Certains disent qu'Israël est un régime militaire, à cause de ces pouvoirs, dont le pouvoir de l'information, et parce que tous les leaders politiques et dirigeants israéliens ont été avant des chefs militaires. En plus du budget officiel de l'armée, elle va chercher d'autres financements, 10% en plus, auprès des ministères, et peut gagner de l'argent en vendant les terrains pour son propre compte en dehors du budget de l'état. Sans compter les ventes d'armes !
"L'état d'Israël fonctionne comme une secte où la vérité n'est que là. Ailleurs, ce ne sont que des mensonges. Et si on a un doute, c'est de notre faute, une faiblesse à corriger."
Yehuda était, avant, un "nationaliste religieux", un "facho". "Je voulais faire l'armée, mais ça a été une énorme souffrance. Pas le droit de penser, chacun peut te dire quoi faire... cela a provoqué chez lui une crise énorme".
Depuis 2 ans, Israël a encore empiré. Sa "démocratie" est en danger, par rapport aux arrestations illégales qui continuent, la loi anti-boycott contre la liberté d'expression...
Sur le boycott, Yehuda s'exprime "pour le moment contre le boycott total, seulement pour le boycott des produits des colonies". Car il craint que le boycott soit le risque de se couper du capital syndical des années 20 en privant de travail (dans les colonies) une classe ouvrière qui est déjà elle-même exploitée. Je lui réponds que dans l'absolu, si on considère qu'un produit qui n'est pas fabriqué par une entreprise le sera forcément par une autre, boycotter l'une permettra de donner du travail dans l'autre. Donc il n'y a pas perte d'emploi, il y a juste transfert...

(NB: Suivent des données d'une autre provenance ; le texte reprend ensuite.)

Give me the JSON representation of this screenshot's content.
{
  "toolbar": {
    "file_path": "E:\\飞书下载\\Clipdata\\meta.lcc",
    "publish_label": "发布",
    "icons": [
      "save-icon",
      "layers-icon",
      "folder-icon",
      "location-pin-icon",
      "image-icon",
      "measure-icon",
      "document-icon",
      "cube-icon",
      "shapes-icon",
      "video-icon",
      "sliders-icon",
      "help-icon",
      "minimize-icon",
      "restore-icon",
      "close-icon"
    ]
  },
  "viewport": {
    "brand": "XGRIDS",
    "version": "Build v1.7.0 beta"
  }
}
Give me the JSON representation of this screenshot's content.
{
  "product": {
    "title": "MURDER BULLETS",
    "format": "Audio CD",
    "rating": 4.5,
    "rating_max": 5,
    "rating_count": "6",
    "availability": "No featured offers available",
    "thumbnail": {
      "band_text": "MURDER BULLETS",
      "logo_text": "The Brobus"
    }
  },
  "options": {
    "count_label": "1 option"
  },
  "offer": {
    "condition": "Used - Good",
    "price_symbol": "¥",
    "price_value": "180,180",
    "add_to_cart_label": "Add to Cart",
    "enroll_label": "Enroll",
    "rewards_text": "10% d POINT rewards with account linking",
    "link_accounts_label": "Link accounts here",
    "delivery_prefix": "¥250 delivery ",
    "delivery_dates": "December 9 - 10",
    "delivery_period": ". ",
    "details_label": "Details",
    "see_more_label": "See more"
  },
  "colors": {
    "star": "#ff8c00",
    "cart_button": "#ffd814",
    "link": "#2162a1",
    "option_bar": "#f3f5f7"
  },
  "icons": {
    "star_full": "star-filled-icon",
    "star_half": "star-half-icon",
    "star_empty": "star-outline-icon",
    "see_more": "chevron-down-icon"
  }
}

"Pourquoi crois-tu que les Israéliens se détestent et se foutent de l'environnement ? Parce qu'ils savent qu'ils vont partir un jour, car Israël n'a pas d'avenir.
"Moi, j'aime mon pays, je le connais, mais je déteste son état. Je ne veux pas un état juif, mais je veux rester ici."
"Il faut laisse tomber la question "est-ce que le projet sioniste était bon ? est-ce que les Palestiniens ont eu raison en 1948 ou pas ?...". La vraie question est "comment trouver une solution aujourd'hui pour 2 ou 3 millions de Palestiniens qui ont le droit à vivre ici, et à y voter ?!"
"Il nous faut trouver une seule question centrale pour laquelle il n'y a qu'une seule réponse. Et ne répéter que celle-ci."